This four-week program, titled Comparative Communities, is offered during alternate summers at the Gerace Research Center, San Salvador, The Bahamas.
In this program, students work one on one with faculty to experience the culture of the island of San Salvador while exploring terrestrial and marine environments on daily field trips to coral reef systems and other tropical marine communities.
Several hours each day are spent snorkeling to learn how to identify reef fish, invertebrates and plants; certified SCUBA divers may also choose to dive as part of the program.
The class also visits a local cave, hikes in the interior of the island, swims to nearby cays, and surveys the intertidal organisms of the rocky shore. After exploring a variety of habitats, students identify a question of interest, propose a hypothesis to answer the question, and design and conduct a field research project to test a hypothesis. Most students present their findings at scientific meetings during the following academic year.

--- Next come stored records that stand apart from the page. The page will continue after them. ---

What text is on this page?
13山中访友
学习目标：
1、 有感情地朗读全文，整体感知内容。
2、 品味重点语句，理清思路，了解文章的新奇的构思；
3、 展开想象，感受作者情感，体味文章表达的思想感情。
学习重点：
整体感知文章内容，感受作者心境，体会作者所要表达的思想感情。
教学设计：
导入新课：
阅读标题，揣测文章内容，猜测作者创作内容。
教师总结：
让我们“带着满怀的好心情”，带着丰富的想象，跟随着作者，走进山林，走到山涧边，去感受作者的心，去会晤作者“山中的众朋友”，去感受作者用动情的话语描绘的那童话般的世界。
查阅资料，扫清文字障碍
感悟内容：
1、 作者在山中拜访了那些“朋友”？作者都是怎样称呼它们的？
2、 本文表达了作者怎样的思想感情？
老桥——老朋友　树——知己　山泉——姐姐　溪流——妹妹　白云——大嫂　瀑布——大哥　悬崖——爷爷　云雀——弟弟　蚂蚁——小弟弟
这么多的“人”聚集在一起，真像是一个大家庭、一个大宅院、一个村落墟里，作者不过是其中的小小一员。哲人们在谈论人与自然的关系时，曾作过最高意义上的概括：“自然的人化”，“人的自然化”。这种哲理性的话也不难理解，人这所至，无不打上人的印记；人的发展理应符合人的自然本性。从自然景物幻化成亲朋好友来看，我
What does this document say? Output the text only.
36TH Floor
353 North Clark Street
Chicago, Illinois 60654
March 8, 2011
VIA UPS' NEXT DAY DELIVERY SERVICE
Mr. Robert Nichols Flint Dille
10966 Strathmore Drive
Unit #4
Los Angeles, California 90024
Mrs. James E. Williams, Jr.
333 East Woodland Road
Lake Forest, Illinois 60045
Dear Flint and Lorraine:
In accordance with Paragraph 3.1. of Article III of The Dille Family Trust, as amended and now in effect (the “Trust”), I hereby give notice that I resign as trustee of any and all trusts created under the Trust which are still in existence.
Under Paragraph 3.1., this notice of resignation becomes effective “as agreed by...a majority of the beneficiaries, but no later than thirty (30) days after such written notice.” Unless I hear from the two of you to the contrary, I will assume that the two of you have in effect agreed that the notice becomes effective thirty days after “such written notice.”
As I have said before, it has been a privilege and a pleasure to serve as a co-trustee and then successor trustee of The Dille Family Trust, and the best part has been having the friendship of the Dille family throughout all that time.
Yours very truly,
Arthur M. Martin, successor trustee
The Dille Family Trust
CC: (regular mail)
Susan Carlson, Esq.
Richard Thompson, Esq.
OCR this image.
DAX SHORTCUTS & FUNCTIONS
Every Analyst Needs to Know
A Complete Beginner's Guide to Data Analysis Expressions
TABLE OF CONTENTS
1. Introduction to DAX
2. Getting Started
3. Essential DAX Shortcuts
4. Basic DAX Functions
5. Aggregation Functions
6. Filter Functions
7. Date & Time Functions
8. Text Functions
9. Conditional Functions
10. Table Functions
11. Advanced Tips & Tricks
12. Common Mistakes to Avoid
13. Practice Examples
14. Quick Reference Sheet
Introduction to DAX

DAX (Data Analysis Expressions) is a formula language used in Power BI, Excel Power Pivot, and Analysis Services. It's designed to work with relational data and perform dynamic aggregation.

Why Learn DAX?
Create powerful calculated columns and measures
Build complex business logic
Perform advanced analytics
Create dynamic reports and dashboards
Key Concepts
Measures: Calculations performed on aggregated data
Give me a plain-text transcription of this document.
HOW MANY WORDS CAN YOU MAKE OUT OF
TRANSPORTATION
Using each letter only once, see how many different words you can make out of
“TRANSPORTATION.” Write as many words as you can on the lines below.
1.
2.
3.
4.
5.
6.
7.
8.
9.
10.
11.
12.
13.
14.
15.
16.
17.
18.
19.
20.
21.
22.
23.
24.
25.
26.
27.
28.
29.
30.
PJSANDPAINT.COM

Dr. Kathy Reinsel is a marine invertebrate ecologist. She teaches courses in Marine Invertebrate Biology, Marine Ecology, and summer field programs in The Bahamas and at the Duke Marine Lab. The Marine Ecology and Invertebrates courses include field trips to the Duke Marine Laboratory, where students conduct ecological experiments and collect marine organisms from a variety of marine habitats. Her research interests include ecology of marine benthic communities, chemically mediated behavior, and the effects of human-produced environmental contaminants in aquatic systems. Current research includes foraging ecology, larval settlement behavior and patterns of larval abundance of fiddler crabs.
Dr. Reinsel received her B.A. in Biology from Hood College in 1986, and her Ph.D. in Zoology from Duke University in 1995. She conducted her dissertation research on fiddler crab feeding ecology at the Duke University Marine Laboratory, in Beaufort, NC. After her Ph.D., she spent a year and a half as an instructor at the Duke Marine Lab, assisting with courses in Marine Ecology, Invertebrate Zoology, and advising several students in independent research projects. Dr. Reinsel was a National Research Council Associate at the U.S. Environmental Protection Agency’s laboratory in Gulf Breeze, Florida, from 1997-1999. As an associate, she began investigations on the effects of environmental contaminants on the reproductive biology of grass shrimp. She joined the Wittenberg Biology faculty in 1999.
Dr. Jim Welch is a larval ecologist and ecological physiologist. He teaches Oceanography and Biology of Marine Invertebrates, in addition to summer programs in The Bahamas and at the Duke Marine Lab. His research interests include transport and settlement site behaviors of marine invertebrate larvae, interactions of aquatic animals with water flow, and the role of small-scale turbulence in marine ecosystems. Current research includes regulation of selective tidal stream transport by estuarine organisms, larval release behaviors of invertebrates in flow and molecular methods to identify patterns of larval settlement in fiddler crabs.
Dr. Welch holds a B.S. in Biology from the College of William and Mary, a M.S. in Marine Studies from the University of Delaware, and a Ph.D. in Zoology from Duke University. He conducted his dissertation research at the Duke University Marine Laboratory, determining the role of turbulence in regulating the transport behavior of blue crab postlarvae, and the chemical cues that settling postlarvae use to select appropriate habitats. He was a Postdoctoral Fellow at Harbor Branch Oceanographic Institution, in Ft. Pierce, Florida, where he conducted research on deep-sea invertebrates. He has dived on hydrothermal vent sites at 2500m depth in the DSRV Alvin, and to depths of 2300 ft. in the Johnson Sea-Link submersibles at numerous sites in the Bahamas. He joined the Wittenberg Biology faculty in 1999.
Dr. Richard Phillips is a terrestrial ecologist interested in dispersal of organisms across landscapes. He teaches evolution, ecology, and other courses that deal with the interactions of organisms with one another and their environment. His research focuses on both individual costs and benefits of dispersal along with the impact of dispersal on various aspects of population dynamics. Although still mapping out several projects, his current research involves small population dynamics across latitudinal gradients.
Dr. Phillips holds a B.A. in Biology with a co-major in Human and Natural Ecology, a M.S. in Wildlife Science from Texas Tech University as well as a Ph.D. in Wildlife Science with a Biology Minor from Texas Tech. His graduate school research examined Rio Grande wild turkey movement dynamics at the genetic, organism, and population level. He taught both Introductory Wildlife and Conservation of Natural Resources while pursuing his degrees at Texas Tech. He has worked with rattlesnakes, wolves, and small mammals while employed in various capacities for both governmental and nongovernmental agencies.